Module polars::docs::performance [−][src]
Expand description
Performance
Understanding the memory format used by Arrow/ Polars can really increase performance of your queries. This is especially true for large string data. The figure below shows how an Arrow UTF8 array is laid out in memory.
The array ["foo", "bar", "ham"]
is encoded by
- a concatenated string
"foobarham"
- an offset array indicating the start (and end) of each string
[0, 2, 5, 8]
- a null bitmap, indicating null values
This memory structure is very cache efficient if we are to read the string values. Especially if
we compare it to a Vec<String>
.
However, if we need to reorder the Arrow UTF8 array, we need to swap around all the bytes of the
string values, which can become very expensive when we’re dealing with large strings.

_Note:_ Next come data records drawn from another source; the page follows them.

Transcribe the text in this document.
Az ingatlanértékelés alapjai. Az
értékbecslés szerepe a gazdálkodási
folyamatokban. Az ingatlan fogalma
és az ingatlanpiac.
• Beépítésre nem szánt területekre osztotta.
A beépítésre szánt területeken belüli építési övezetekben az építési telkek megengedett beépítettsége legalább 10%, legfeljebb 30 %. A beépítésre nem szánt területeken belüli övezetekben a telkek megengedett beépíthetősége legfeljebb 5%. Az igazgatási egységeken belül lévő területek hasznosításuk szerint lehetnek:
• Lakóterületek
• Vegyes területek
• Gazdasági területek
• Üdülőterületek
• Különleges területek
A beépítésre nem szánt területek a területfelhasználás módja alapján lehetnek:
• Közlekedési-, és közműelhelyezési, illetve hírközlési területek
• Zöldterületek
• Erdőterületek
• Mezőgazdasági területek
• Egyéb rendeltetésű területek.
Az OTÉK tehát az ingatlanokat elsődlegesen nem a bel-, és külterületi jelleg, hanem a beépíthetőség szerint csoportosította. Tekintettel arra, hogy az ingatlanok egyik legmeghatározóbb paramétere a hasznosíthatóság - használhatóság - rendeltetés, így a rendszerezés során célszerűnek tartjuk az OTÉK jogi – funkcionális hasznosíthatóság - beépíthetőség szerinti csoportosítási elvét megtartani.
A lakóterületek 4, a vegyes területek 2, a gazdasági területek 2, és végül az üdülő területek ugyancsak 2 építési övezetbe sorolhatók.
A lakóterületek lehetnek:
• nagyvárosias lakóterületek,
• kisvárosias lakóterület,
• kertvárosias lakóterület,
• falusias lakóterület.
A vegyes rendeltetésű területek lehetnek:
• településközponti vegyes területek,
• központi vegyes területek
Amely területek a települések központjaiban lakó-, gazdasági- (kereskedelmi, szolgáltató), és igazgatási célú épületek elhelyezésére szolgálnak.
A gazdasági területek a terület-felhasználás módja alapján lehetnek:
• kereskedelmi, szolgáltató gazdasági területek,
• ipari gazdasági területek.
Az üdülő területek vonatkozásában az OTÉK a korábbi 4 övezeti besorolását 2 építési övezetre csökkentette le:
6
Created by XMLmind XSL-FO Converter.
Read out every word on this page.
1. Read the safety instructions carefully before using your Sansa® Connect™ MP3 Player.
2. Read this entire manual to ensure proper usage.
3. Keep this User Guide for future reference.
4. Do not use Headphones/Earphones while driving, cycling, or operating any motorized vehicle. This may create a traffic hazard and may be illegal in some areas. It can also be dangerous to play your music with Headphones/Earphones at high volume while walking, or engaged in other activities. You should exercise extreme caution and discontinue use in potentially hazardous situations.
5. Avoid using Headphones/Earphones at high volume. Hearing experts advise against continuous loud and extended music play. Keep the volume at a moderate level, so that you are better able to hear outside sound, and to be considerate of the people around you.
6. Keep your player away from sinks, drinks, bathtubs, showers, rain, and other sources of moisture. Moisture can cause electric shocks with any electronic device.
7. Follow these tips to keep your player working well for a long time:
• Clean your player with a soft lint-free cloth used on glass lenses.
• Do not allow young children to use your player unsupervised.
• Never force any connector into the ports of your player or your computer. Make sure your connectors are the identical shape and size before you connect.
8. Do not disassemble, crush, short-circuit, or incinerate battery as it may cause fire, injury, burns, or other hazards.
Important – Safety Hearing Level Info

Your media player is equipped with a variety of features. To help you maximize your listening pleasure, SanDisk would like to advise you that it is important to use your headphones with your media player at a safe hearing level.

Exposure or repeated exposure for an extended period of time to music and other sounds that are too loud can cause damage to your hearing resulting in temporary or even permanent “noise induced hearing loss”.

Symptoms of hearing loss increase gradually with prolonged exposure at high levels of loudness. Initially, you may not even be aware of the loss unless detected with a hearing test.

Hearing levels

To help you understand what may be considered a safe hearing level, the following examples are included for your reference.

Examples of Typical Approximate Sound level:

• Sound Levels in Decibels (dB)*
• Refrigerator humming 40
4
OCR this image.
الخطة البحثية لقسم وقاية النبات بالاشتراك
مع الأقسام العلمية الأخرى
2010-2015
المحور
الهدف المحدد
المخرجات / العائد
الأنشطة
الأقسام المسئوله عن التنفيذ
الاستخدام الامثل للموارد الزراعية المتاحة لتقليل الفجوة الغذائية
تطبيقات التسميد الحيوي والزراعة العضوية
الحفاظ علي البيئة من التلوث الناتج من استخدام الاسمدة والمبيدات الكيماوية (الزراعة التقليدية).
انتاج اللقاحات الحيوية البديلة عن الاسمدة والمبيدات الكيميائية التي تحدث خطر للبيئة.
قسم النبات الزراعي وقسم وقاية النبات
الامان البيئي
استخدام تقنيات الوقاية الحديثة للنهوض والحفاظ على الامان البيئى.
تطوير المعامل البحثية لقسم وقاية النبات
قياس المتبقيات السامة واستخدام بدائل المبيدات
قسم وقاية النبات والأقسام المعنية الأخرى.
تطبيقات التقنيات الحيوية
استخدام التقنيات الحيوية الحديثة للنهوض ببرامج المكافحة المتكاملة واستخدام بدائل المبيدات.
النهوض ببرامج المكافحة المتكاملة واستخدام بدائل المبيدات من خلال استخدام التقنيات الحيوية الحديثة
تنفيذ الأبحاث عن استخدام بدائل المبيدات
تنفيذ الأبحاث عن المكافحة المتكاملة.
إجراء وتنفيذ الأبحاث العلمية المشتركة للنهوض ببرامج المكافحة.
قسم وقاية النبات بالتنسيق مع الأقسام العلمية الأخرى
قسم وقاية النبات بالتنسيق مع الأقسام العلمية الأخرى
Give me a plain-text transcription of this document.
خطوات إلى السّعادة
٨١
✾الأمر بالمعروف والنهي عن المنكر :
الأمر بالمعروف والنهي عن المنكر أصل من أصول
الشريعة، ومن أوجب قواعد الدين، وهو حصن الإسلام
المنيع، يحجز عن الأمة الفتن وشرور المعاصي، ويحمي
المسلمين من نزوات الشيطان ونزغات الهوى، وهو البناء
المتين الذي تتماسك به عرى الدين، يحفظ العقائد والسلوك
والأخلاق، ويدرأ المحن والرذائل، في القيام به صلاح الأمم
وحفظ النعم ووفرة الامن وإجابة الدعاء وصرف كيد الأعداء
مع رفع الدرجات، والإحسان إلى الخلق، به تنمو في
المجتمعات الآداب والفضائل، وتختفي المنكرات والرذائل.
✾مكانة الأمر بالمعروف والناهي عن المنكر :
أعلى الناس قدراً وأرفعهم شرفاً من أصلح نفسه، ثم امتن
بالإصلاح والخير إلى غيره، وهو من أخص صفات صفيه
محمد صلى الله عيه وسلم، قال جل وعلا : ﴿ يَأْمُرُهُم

On the
other hand, for the Vec<String>
, we only need to swap pointers around which is only 8 bytes data
that have to be moved.
If you have a DataFrame with a large number of Utf8Chunked columns and you need to reorder them due to an operation like a FILTER, JOIN, GROUPBY, etc. than this can become quite expensive.
Categorical type
For this reason Polars has a CategoricalType.
A CategoricalChunked
is an array filled with u32
values that each represent a unique string value.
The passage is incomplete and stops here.